Escrever equipa a pessoa com uma poderosa ferramenta: a empatia e a capacidade de lidar com os próprios sentimentos. É o que conta a história da menina e o pipoqueiro.
Talvez a atenção máxima que dava às coisas ao redor da sala de aula fosse uma forma de estudar o mundo e as pessoas. As matérias em si eram algo de segunda – terceira ou quarta – ordem de relevância. E por “ao redor” entendia-se o recreio e tudo o que girava em torno dele: o pátio, os brinquedos, a cantina e o pipoqueiro, que estacionava a carrocinha bem em frente da entrada principal do colégio. Como não tinha autorização dos pais para ir além do pipoqueiro, aquele limite era explorado como uma aventura.

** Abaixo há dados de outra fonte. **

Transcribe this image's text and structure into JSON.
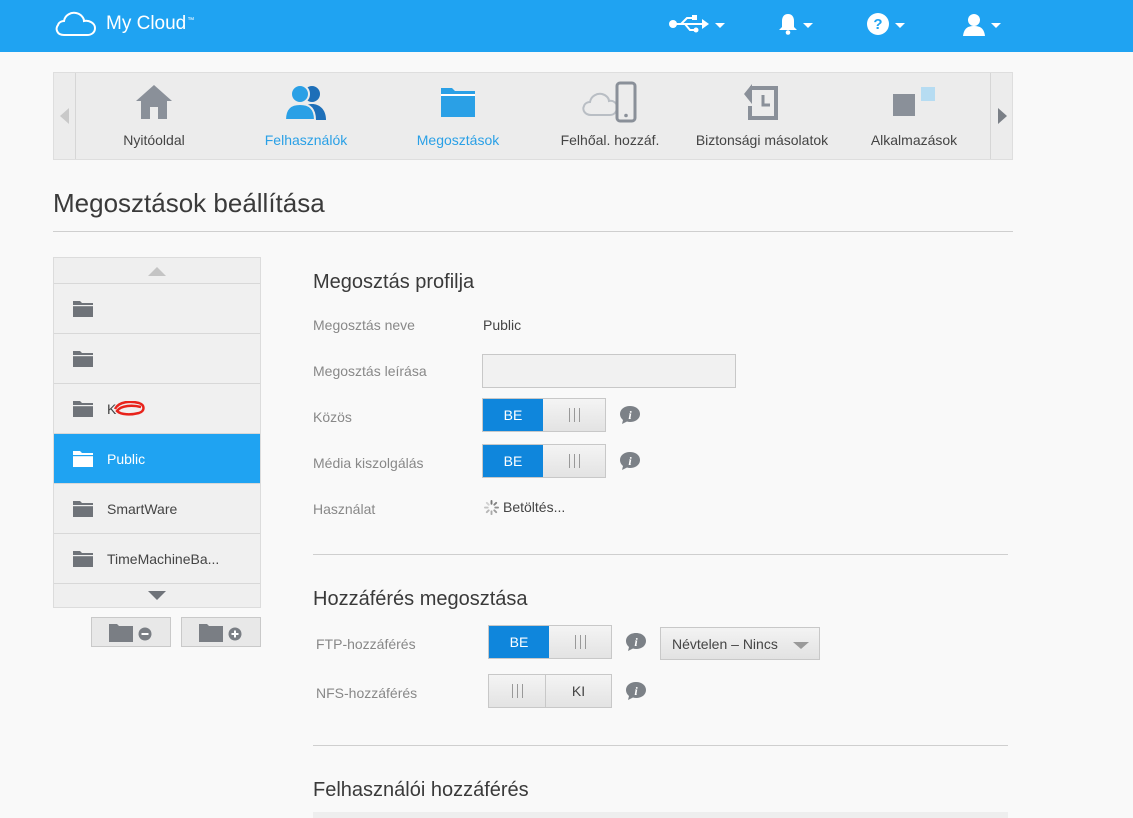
{
  "header": {
    "app_name": "My Cloud",
    "trademark": "™",
    "icons": [
      "usb-icon",
      "bell-icon",
      "help-icon",
      "user-icon"
    ]
  },
  "nav": {
    "items": [
      {
        "label": "Nyitóoldal",
        "icon": "home-icon",
        "active": false
      },
      {
        "label": "Felhasználók",
        "icon": "users-icon",
        "active": true
      },
      {
        "label": "Megosztások",
        "icon": "folder-icon",
        "active": true
      },
      {
        "label": "Felhőal. hozzáf.",
        "icon": "cloud-device-icon",
        "active": false
      },
      {
        "label": "Biztonsági másolatok",
        "icon": "backup-icon",
        "active": false
      },
      {
        "label": "Alkalmazások",
        "icon": "apps-icon",
        "active": false
      }
    ]
  },
  "page": {
    "title": "Megosztások beállítása"
  },
  "sharelist": {
    "items": [
      {
        "name": "",
        "redacted": true,
        "selected": false
      },
      {
        "name": "",
        "redacted": true,
        "selected": false
      },
      {
        "name": "K",
        "redacted": true,
        "selected": false
      },
      {
        "name": "Public",
        "redacted": false,
        "selected": true
      },
      {
        "name": "SmartWare",
        "redacted": false,
        "selected": false
      },
      {
        "name": "TimeMachineBa...",
        "redacted": false,
        "selected": false
      }
    ]
  },
  "profile": {
    "title": "Megosztás profilja",
    "name_label": "Megosztás neve",
    "name_value": "Public",
    "desc_label": "Megosztás leírása",
    "desc_value": "",
    "public_label": "Közös",
    "public_state": "BE",
    "media_label": "Média kiszolgálás",
    "media_state": "BE",
    "usage_label": "Használat",
    "usage_value": "Betöltés..."
  },
  "access": {
    "title": "Hozzáférés megosztása",
    "ftp_label": "FTP-hozzáférés",
    "ftp_state": "BE",
    "ftp_option": "Névtelen – Nincs",
    "nfs_label": "NFS-hozzáférés",
    "nfs_state": "KI"
  },
  "user_access": {
    "title": "Felhasználói hozzáférés"
  },
  "colors": {
    "topbar": "#1fa3f2",
    "accent": "#2aa0e6",
    "toggle_on": "#0f86dc"
  }
}
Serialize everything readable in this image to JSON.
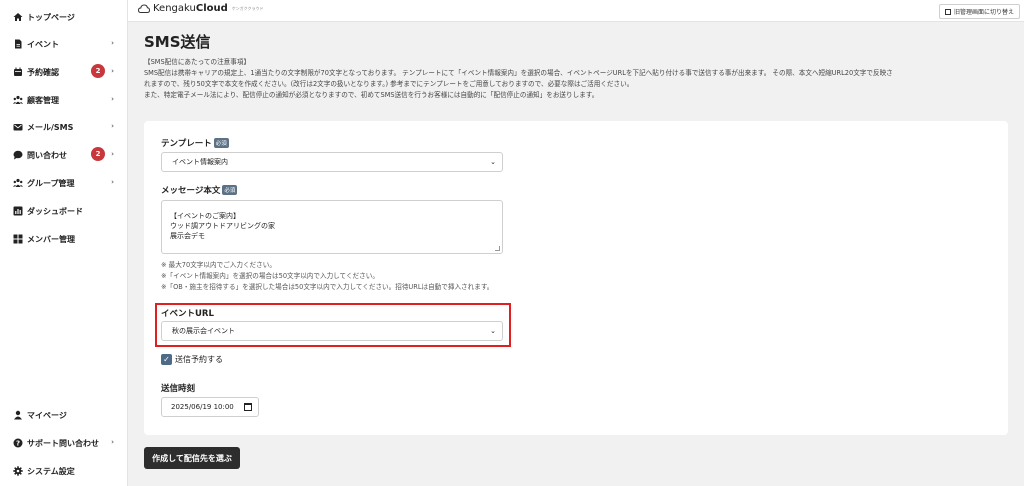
{
  "header": {
    "logo_brand": "Kengaku",
    "logo_cloud": "Cloud",
    "logo_sub": "ケンガククラウド",
    "switch_button": "旧管理画面に切り替え"
  },
  "sidebar": {
    "items": [
      {
        "label": "トップページ",
        "icon": "home-icon"
      },
      {
        "label": "イベント",
        "icon": "document-icon",
        "chevron": "›"
      },
      {
        "label": "予約確認",
        "icon": "calendar-icon",
        "badge": "2",
        "chevron": "›"
      },
      {
        "label": "顧客管理",
        "icon": "users-icon",
        "chevron": "›"
      },
      {
        "label": "メール/SMS",
        "icon": "mail-icon",
        "chevron": "›"
      },
      {
        "label": "問い合わせ",
        "icon": "chat-icon",
        "badge": "2",
        "chevron": "›"
      },
      {
        "label": "グループ管理",
        "icon": "group-icon",
        "chevron": "›"
      },
      {
        "label": "ダッシュボード",
        "icon": "dashboard-icon"
      },
      {
        "label": "メンバー管理",
        "icon": "grid-icon"
      }
    ],
    "bottom_items": [
      {
        "label": "マイページ",
        "icon": "person-icon"
      },
      {
        "label": "サポート問い合わせ",
        "icon": "question-icon",
        "chevron": "›"
      },
      {
        "label": "システム設定",
        "icon": "gear-icon"
      }
    ]
  },
  "main": {
    "title": "SMS送信",
    "notice": [
      "【SMS配信にあたっての注意事項】",
      "SMS配信は携帯キャリアの規定上、1通当たりの文字制限が70文字となっております。 テンプレートにて「イベント情報案内」を選択の場合、イベントページURLを下記へ貼り付ける事で送信する事が出来ます。 その際、本文へ短縮URL20文字で反映さ",
      "れますので、残り50文字で本文を作成ください。(改行は2文字の扱いとなります。) 参考までにテンプレートをご用意しておりますので、必要な際はご活用ください。",
      "また、特定電子メール法により、配信停止の通知が必須となりますので、初めてSMS送信を行うお客様には自動的に「配信停止の通知」をお送りします。"
    ],
    "form": {
      "template_label": "テンプレート",
      "required": "必須",
      "template_value": "イベント情報案内",
      "message_label": "メッセージ本文",
      "message_lines": [
        "【イベントのご案内】",
        "ウッド調アウトドアリビングの家",
        "展示会デモ"
      ],
      "hints": [
        "※ 最大70文字以内でご入力ください。",
        "※「イベント情報案内」を選択の場合は50文字以内で入力してください。",
        "※「OB・施主を招待する」を選択した場合は50文字以内で入力してください。招待URLは自動で挿入されます。"
      ],
      "event_url_label": "イベントURL",
      "event_url_value": "秋の展示会イベント",
      "schedule_checkbox_label": "送信予約する",
      "schedule_checked": true,
      "send_time_label": "送信時刻",
      "send_time_value": "2025/06/19 10:00"
    },
    "submit_button": "作成して配信先を選ぶ"
  },
  "colors": {
    "badge": "#c8373c",
    "required_tag": "#5b7186",
    "checkbox": "#4d6b86",
    "highlight": "#e02020",
    "submit": "#2d2d2d"
  }
}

Ia todos os dias comprar pipoca, mesmo sem vontade de comer.
Mas, além da pequena liberdade degustada, havia outro motivo para tanto interesse. A menina observava o pipoqueiro, que devia ter idade para ser avô dela, com uma piedade com a qual não sabia lidar. Olhava o rosto vincado daquele homem, imaginando se a quantidade de pessoas que compravam pipoca todos os dias daria dinheiro suficiente para ele. (Não sabia o que seria “dinheiro suficiente”.) E tentava uma matemática particular, contando quantos saquinhos seriam vendidos só na hora em que estava na fila. Então multiplicava esse tanto pelo número de horas que talvez ele ficasse ali vendendo. Enfim, era um exercício que valia por três aulas de matemática em um dia de chuva.

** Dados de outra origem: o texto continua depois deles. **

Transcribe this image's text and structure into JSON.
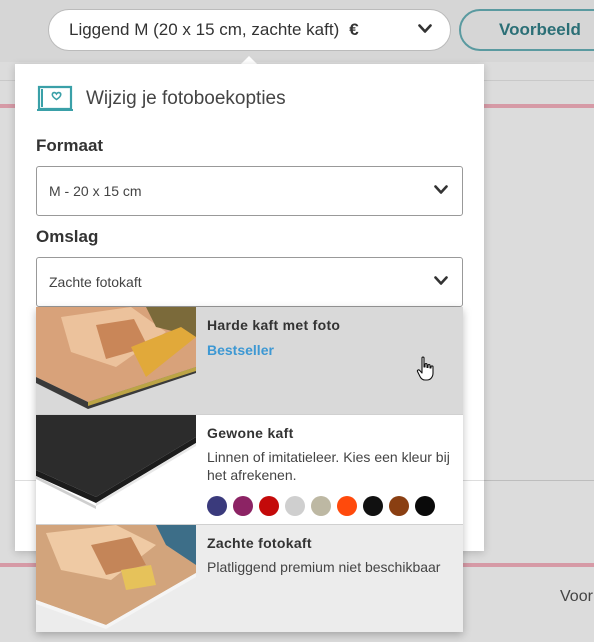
{
  "header": {
    "product_label": "Liggend M (20 x 15 cm, zachte kaft)",
    "currency": "€",
    "preview_label": "Voorbeeld"
  },
  "background": {
    "partial_text": "Voor"
  },
  "panel": {
    "title": "Wijzig je fotoboekopties",
    "format_label": "Formaat",
    "format_value": "M - 20 x 15 cm",
    "cover_label": "Omslag",
    "cover_value": "Zachte fotokaft"
  },
  "cover_options": [
    {
      "name": "Harde kaft met foto",
      "badge": "Bestseller",
      "state": "hovered"
    },
    {
      "name": "Gewone kaft",
      "description": "Linnen of imitatieleer. Kies een kleur bij het afrekenen.",
      "colors": [
        "#3a3a7c",
        "#8c2364",
        "#c40a0a",
        "#cfcfcf",
        "#bdb8a3",
        "#ff4a0c",
        "#111111",
        "#8a3f12",
        "#0a0a0a"
      ]
    },
    {
      "name": "Zachte fotokaft",
      "description": "Platliggend premium niet beschikbaar"
    }
  ],
  "colors": {
    "accent_link": "#3d98d3",
    "preview_border": "#5a9aa0",
    "hover_bg": "#d9d9d9",
    "selected_bg": "#ececec"
  }
}
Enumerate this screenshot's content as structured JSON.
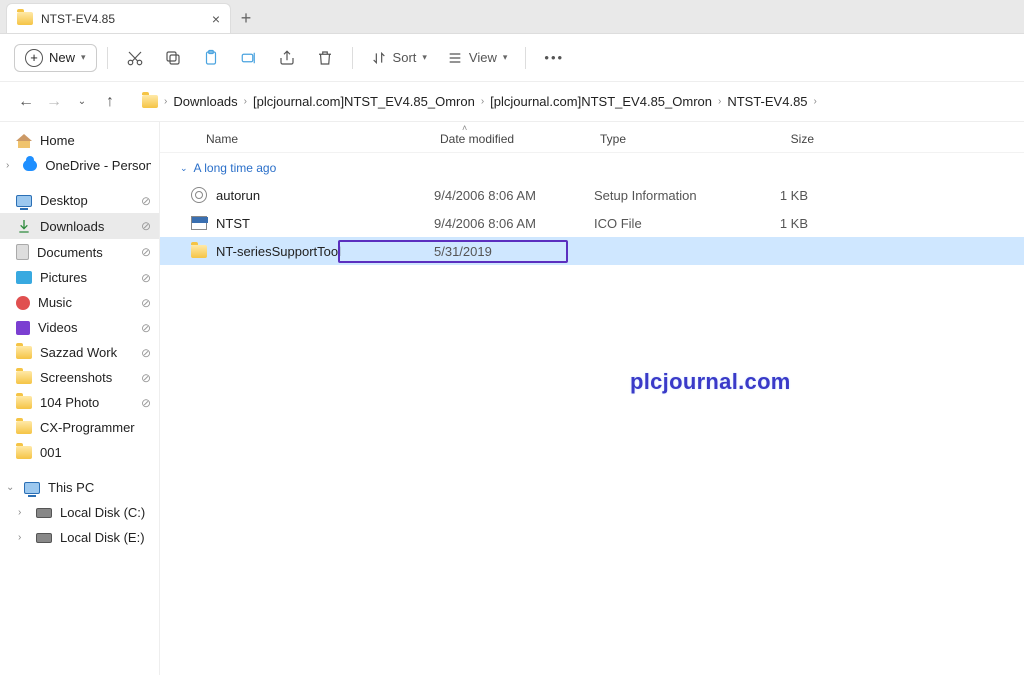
{
  "tab": {
    "title": "NTST-EV4.85"
  },
  "toolbar": {
    "new_label": "New",
    "sort_label": "Sort",
    "view_label": "View"
  },
  "breadcrumbs": {
    "b0": "Downloads",
    "b1": "[plcjournal.com]NTST_EV4.85_Omron",
    "b2": "[plcjournal.com]NTST_EV4.85_Omron",
    "b3": "NTST-EV4.85"
  },
  "sidebar": {
    "home": "Home",
    "onedrive": "OneDrive - Personal",
    "desktop": "Desktop",
    "downloads": "Downloads",
    "documents": "Documents",
    "pictures": "Pictures",
    "music": "Music",
    "videos": "Videos",
    "sazzad": "Sazzad Work",
    "screenshots": "Screenshots",
    "photo104": "104 Photo",
    "cxprog": "CX-Programmer",
    "f001": "001",
    "thispc": "This PC",
    "diskc": "Local Disk (C:)",
    "diske": "Local Disk (E:)"
  },
  "columns": {
    "name": "Name",
    "date": "Date modified",
    "type": "Type",
    "size": "Size"
  },
  "group": {
    "label": "A long time ago"
  },
  "files": {
    "r0": {
      "name": "autorun",
      "date": "9/4/2006 8:06 AM",
      "type": "Setup Information",
      "size": "1 KB"
    },
    "r1": {
      "name": "NTST",
      "date": "9/4/2006 8:06 AM",
      "type": "ICO File",
      "size": "1 KB"
    },
    "r2": {
      "name": "NT-seriesSupportTool",
      "date": "5/31/2019",
      "type": "",
      "size": ""
    }
  },
  "watermark": "plcjournal.com"
}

Quando chegava a sua vez, ela estendia o dinheiro no desejo de que aquele tanto fosse mais do que era.
E de fato talvez fosse, porque ela queria muito que sua participação na féria do dia fosse realmente importante para que o velhinho da pipoca voltasse para casa mais feliz. Ela montava na cabeça o trajeto de volta que ele fazia. Um dia, quando o viu carregando nas costas a carrocinha, não acreditou. Nunca tinha pensado em como aquele trambolho aparecia no lugar de sempre. Só depois, quando percebeu o tamanho do esforço do homem, pensou em como era sofrida a vida dele. Até porque o colégio ficava em uma ladeira. Percebeu que nenhuma outra criança esboçava preocupação.
Só ela?
Chegava em casa e escrevia suas aulas de observação de pessoas. Sempre que conseguia escrever exatamente o que sentia, a dor da piedade melhorava um pouco. E, depois de grande, pensaria: escrever talvez fosse uma forma covarde de se livrar dos outros.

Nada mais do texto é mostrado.